After a bit more than 1,5 hours I got a resync, as shown in the kernel log:

[ 5921.123130] leave showtime

Shortly before, the log shows the following:

[ 5921.041] <MEI_IoctlCmdMsgWrite start classifier 0000 id 0002>
[ 5921.041] <MEI_InterruptLinux start>
[ 5921.041] MEI_WriteMailbox start
[ 5921.041] (MEI_DisableDeviceInt)
[ 5921.041] MEI_ReadMailbox MEI_MBOX_CODE_(NFC|EVT|ALM|DBG)_REQ
[ 5921.042] (MEI_EnableDeviceInt)
[ 5921.042] MEI_RecvAutonomMailboxMsg default
[ 5921.042] MEI_WriteMailbox end
[ 5921.042] <MEI_InterruptLinux end 1>
[ 5921.042] <MEI_IoctlCmdMsgWrite end>
[ 5921.042] <MEI_InterruptLinux start>
[ 5921.042] <MEI_InterruptLinux end 0>
[ 5921.042] <MEI_InterruptLinux start>
[ 5921.042] MEI_ReadMailbox MEI_MBOX_CODE_MSG_ACK
MEI_DRV[00]: ARC2ME MB, 0..3 - 0x0000, 0x4010, 0x0009, 0x4503
MEI_DRV[00]: ARC2ME MB, 4..7 - 0x0000, 0x0009, 0x0000, 0x0034
[ 5921.042] <MEI_InterruptLinux end 1>
[ 5921.042] <MEI_InterruptLinux start>
[ 5921.042] <MEI_InterruptLinux end 0>

What we can see here is that the interrupt handler runs while a write to the mailbox is in progress. The call to MEI_ReadMailbox happens while MEI_WriteMailbox is in its critical section (interrupts are also disabled during this). The switch in MEI_RecvAutonomMailboxMsg ends up in its default section instead of one of the cases where different message types are handled. Shortly afterwards, the interrupt handler is called another time, this time for an ACK. However the ARC2ME MB messages show that the ACK does not match the expected message ID.

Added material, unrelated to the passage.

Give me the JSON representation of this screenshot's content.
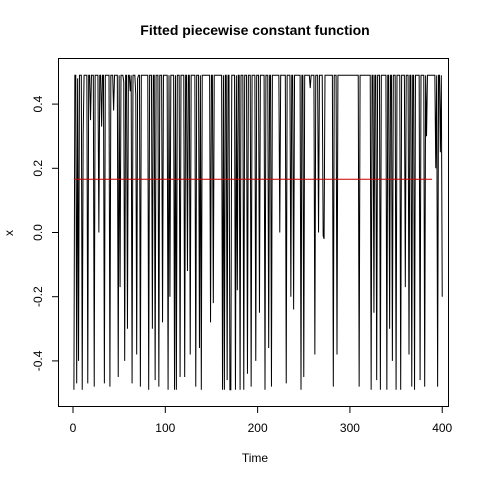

My suspicion at this point is that this could be a concurrency issue. Looking at the MEI_PollIntPerVrxLine (which is called when using polling instead of interrupts), the call to MEI_ProcessIntPerVrxLine is protected by a lock there. The same function is also called in the interrupt handler, but without any locking. There is some code in MEI_ProcessIntPerVrxLine itself that checks the interrupt mask, and skips reading the mailbox if it is masked. But I don' think this is enough on a system with SMP.

Just adding locking to the interrupt handler is not a solution, though. The used lock is a semaphore, and it cannot be used in an interrupt handler, as locking it may sleep. So, assuming that my conclusion here is correct, switching to polling may actually be the most realistic fix for the issue (just that there is now an explanation why that helps).

Cool to see how you got that sorted out. This kernel debugging stuff is a bit over my head honestly, but interesting to read how you tackled this.

Then I wonder if this issue won't occur then on the VR11 you were working on ? And do you have any idea how does AVM implemented this functionality, do they use polling as well?